The explanation says first "The NeighborhoodConnectedImageFilter, on the
other hand, will only accept a pixel if all its neighbors have intensities
that fit in the interval."
 
Then it claim "This filter is more resistant to the presence of noise in the
input image and may not require any initial filtering to smooth the image."
 
This is wrong.  If there are a noise point which the value exceed the
pre-defined intensity interval, the old connected threshold region growth
algorithm only exclude that point from the region, whereas the neighborhood
connected region growth algorithm will exclude all points in the neighbor of
that noise point.
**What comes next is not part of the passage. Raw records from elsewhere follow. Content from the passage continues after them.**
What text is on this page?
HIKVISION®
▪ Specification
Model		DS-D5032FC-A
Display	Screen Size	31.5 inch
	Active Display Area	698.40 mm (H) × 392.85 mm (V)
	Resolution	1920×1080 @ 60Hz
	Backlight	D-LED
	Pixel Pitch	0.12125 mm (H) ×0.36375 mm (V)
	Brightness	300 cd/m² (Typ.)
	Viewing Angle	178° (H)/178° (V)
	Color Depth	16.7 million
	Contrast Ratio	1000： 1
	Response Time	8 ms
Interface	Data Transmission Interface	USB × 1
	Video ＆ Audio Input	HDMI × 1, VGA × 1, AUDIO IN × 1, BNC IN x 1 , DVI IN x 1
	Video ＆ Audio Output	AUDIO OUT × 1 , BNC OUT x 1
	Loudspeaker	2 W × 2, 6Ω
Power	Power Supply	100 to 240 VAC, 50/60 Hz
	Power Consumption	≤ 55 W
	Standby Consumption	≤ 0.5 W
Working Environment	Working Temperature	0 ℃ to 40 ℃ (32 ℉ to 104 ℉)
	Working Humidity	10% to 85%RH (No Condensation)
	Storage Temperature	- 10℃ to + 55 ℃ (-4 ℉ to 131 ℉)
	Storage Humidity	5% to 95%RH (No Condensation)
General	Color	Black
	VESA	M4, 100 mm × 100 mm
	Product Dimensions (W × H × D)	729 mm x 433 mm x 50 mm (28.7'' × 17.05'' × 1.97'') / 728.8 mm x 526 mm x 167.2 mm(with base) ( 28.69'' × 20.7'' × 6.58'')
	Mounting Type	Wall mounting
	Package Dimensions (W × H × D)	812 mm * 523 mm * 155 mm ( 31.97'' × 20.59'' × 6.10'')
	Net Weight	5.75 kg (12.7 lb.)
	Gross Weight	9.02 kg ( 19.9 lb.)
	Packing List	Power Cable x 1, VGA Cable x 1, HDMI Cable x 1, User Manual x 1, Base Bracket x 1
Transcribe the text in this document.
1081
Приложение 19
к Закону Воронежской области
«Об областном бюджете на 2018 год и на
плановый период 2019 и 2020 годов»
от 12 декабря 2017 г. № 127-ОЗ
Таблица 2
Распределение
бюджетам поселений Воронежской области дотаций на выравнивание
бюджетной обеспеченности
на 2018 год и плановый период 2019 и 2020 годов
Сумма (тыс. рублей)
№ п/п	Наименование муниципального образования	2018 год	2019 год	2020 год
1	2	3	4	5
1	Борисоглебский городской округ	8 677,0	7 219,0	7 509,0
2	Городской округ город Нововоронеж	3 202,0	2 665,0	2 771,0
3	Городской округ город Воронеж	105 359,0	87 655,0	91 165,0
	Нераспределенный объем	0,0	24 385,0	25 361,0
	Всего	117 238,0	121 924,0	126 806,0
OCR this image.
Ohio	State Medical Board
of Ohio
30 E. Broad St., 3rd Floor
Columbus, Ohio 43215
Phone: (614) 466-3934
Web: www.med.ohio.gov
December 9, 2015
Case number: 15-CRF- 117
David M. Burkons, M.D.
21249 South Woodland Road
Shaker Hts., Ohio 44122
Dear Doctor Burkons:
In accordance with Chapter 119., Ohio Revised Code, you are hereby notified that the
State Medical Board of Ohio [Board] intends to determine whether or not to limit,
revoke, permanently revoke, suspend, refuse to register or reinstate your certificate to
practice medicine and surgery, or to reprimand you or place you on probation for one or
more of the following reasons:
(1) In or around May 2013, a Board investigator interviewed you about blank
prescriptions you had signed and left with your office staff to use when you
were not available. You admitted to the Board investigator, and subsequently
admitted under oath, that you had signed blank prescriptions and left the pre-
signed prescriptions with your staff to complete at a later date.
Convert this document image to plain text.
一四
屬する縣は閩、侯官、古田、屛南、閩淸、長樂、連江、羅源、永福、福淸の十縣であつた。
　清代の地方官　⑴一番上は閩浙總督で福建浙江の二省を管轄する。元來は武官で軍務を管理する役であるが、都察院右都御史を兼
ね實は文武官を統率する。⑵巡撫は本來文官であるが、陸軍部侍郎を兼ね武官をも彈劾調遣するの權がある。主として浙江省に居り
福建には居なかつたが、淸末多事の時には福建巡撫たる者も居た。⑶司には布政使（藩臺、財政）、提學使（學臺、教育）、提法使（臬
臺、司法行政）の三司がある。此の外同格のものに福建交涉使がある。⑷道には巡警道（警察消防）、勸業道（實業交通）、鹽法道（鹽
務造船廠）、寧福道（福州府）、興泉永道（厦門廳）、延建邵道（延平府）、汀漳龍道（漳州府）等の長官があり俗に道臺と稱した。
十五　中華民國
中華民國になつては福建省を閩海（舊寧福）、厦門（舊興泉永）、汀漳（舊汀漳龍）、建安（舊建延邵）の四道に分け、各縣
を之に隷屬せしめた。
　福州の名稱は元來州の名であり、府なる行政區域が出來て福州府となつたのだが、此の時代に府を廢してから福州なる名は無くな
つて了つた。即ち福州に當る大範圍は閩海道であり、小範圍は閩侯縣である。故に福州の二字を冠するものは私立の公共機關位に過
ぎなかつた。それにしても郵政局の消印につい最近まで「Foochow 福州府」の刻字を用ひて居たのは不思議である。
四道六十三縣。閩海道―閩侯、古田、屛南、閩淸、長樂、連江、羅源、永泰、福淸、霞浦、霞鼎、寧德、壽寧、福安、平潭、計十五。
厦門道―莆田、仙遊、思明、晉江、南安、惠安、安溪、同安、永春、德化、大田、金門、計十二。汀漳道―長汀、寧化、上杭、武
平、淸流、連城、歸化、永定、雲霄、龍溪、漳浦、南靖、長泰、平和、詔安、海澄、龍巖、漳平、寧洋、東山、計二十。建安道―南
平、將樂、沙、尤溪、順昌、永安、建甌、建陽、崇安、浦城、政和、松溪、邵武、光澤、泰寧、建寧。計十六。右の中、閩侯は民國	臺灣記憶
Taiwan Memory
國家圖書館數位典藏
Therefore, the noise will have a much bigger impact on the
neighborhood connected region growth algorithm than connected threshold
region growth method.  For the connected threshold region growth method, you
could do a dilation and erosion at last stage to solve the noise problem.
 
Also, the manual said " The reason for considering the neighborhood
intensities instead of only the current pixel intensity is that isolated
pixels are less likely to be accepted in the region. This can be seen as a
preemptive mathematical morphology operation that is similar to using the
ConnectedThresholdImageFilter and then applying a combination of erosion and
dilation with a structuring element of the same radius used for the
neighborhood provided to the NeighborhoodConnected-ImageFilter."
 
This is also wrong, as my last point, the noise in neighborhood connected
region growth method will affect all its neighbors, therefore, this method
will similar to using the ConnectedThresholdImageFilter and then applying
ONLY the erosion operation (and choose only the region connected to the
seed).  This is also evident when you compare Fig. 9.1 to Fig. 9.2.
 
So I believe either the explanation of the algorithm is incorrect, or the
implementation of the algorithm is incorrect.